10 August 2007

The Blood Doctor

By Barbara Vine



Lord Martin Nanther is about to lose his inherited peerage as sweeping changes hit the House of Lords when the life and hereditary peers must decide their fates and dissolve the livelihoods of many. Martin needs the income from his attendance yet his conscience tells him to vote for his own removal from office.

Lord Nanther is not only a hereditary peer but also known for his well written biographies, he now intends to research his great-grandfather, Dr Henry Nanther. Fascinated with blood diseases, he was a 19th-century expert in bleeding disorders and, when Queen Victoria's eighth child, Leopold, was diagnosed as a haemophiliac (“a bleeder”), Henry was appointed physician to the royal household. He was later knighted by Queen Victoria for work with her haemophiliac children.

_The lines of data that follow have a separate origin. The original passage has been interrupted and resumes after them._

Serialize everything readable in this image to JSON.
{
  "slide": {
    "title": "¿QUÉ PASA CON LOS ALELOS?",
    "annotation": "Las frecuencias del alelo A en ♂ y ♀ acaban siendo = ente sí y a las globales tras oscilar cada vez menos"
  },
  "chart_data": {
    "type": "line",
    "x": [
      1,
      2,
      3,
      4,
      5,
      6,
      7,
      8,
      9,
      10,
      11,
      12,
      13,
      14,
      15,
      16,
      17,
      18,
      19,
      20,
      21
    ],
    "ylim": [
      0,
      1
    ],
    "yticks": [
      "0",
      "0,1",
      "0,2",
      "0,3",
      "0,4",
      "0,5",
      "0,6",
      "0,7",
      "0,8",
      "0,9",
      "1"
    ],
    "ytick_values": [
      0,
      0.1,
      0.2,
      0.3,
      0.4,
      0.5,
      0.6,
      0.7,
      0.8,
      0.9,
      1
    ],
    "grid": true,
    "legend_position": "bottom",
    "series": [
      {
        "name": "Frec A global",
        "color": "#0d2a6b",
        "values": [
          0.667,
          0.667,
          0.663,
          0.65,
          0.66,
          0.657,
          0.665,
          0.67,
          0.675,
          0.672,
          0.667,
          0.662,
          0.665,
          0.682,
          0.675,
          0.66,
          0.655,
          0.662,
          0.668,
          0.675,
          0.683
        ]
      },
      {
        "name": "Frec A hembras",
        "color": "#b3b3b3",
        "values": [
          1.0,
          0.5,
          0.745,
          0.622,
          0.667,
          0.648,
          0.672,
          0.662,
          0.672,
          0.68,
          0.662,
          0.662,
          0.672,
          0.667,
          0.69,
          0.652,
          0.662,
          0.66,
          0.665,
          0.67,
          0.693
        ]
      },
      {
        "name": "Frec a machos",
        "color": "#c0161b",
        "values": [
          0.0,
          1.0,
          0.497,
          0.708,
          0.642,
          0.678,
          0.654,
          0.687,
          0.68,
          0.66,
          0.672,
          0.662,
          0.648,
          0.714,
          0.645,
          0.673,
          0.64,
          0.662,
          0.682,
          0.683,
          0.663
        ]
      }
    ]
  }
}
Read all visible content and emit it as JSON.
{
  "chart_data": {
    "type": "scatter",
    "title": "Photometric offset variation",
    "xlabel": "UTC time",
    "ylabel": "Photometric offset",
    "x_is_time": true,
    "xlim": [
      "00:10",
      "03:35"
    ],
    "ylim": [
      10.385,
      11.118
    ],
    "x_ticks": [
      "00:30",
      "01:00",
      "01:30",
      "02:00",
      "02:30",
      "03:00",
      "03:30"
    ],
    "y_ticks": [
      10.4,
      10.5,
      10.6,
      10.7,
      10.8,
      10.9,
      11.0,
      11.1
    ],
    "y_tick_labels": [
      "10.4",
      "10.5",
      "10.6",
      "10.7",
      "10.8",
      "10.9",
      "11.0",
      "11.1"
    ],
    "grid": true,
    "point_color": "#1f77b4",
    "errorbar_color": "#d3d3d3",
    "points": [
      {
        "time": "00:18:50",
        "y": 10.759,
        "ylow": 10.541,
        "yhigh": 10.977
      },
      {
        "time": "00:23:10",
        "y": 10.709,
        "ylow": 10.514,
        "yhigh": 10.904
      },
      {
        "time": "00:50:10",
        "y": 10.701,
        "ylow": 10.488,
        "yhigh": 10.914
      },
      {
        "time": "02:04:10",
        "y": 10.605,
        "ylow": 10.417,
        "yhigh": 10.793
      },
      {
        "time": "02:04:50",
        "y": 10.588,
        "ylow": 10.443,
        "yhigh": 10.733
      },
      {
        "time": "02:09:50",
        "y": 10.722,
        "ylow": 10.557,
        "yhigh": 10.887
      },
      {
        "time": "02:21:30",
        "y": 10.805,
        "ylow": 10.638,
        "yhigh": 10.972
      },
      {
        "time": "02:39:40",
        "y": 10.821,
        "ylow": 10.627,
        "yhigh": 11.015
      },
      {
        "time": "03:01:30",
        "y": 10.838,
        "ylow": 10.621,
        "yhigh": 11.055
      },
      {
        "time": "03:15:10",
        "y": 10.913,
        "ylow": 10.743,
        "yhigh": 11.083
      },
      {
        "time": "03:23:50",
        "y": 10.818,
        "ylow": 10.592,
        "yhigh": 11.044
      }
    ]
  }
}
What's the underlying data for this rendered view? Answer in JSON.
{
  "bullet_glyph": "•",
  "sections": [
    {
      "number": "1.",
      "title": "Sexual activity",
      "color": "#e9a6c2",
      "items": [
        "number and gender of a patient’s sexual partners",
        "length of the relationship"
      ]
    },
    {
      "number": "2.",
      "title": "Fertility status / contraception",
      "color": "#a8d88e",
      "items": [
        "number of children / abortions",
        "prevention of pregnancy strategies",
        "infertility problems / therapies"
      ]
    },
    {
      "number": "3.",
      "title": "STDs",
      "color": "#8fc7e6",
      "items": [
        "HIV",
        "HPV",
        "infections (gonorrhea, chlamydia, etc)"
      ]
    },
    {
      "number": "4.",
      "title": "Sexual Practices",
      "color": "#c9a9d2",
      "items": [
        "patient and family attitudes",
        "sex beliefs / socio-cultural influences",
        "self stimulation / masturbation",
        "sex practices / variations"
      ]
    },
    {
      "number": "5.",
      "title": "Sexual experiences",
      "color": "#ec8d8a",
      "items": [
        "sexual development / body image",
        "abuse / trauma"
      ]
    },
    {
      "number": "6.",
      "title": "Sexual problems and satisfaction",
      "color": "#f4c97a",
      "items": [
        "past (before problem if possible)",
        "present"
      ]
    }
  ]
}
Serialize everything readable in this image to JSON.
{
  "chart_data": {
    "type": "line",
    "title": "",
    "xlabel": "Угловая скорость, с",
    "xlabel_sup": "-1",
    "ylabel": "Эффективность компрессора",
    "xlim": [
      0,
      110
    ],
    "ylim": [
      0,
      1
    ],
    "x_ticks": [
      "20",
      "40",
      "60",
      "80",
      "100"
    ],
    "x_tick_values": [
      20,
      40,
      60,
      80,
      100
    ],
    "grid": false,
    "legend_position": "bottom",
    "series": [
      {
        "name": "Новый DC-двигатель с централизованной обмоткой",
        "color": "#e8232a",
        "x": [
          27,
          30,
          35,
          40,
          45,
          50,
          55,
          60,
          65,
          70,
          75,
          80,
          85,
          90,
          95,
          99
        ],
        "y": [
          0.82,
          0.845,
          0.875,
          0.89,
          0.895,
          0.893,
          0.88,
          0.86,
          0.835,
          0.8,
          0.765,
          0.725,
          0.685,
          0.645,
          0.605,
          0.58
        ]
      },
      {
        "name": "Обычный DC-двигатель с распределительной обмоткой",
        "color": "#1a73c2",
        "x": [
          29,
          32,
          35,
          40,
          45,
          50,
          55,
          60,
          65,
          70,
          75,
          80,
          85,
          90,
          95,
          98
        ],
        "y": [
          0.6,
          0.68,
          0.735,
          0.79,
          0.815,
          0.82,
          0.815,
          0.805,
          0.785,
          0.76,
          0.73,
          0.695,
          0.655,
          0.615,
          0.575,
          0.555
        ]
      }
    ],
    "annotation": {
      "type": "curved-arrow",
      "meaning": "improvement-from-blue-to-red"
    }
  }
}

The sufferers of haemophilia are male. Women carry the gene silently, realising their inheritance only when they give birth to an affected boy, who need not be their first son. By then they may have had daughters, some of whom will, in turn, pass the mutation to their children.

Today, 120 years later, Martin reads his relative’s letters, notebooks and scientific works and learns of distant cousins he never knew. Among the mysteries Nanther must clear up is why the incidence of haemophilia in his own family -- an American cousin has it -- increased after 48-year-old Sir Henry bought off a long-time mistress, jilted a desirable woman and became engaged to one both less attractive and less respectable and then, when she was strangled on a train trip, married her sister.

At the same time, Martin’s second wife, Jude, is desperate for a child and hopes he might come upon some reason to explain her inability to carry a child even though he has a son from his former marriage. In the end the doctors find evidence of a biological mismatch between the couple causing Jude to repeatedly miscarry every time she gets pregnant.

Toward the end of Sir Henry's life, Nanther learns that the queen's esteemed adviser on haemophilia began to act crazily out of character. After a lifetime of emotional aridity, Sir Henry found both love and tears of grief as his brilliant and gentle-natured young son, George, lay dying of haemophilia. When Martin uncovers the truth behind his great-grandfather’s actions, he ceases his research for the truth is indeed chilling.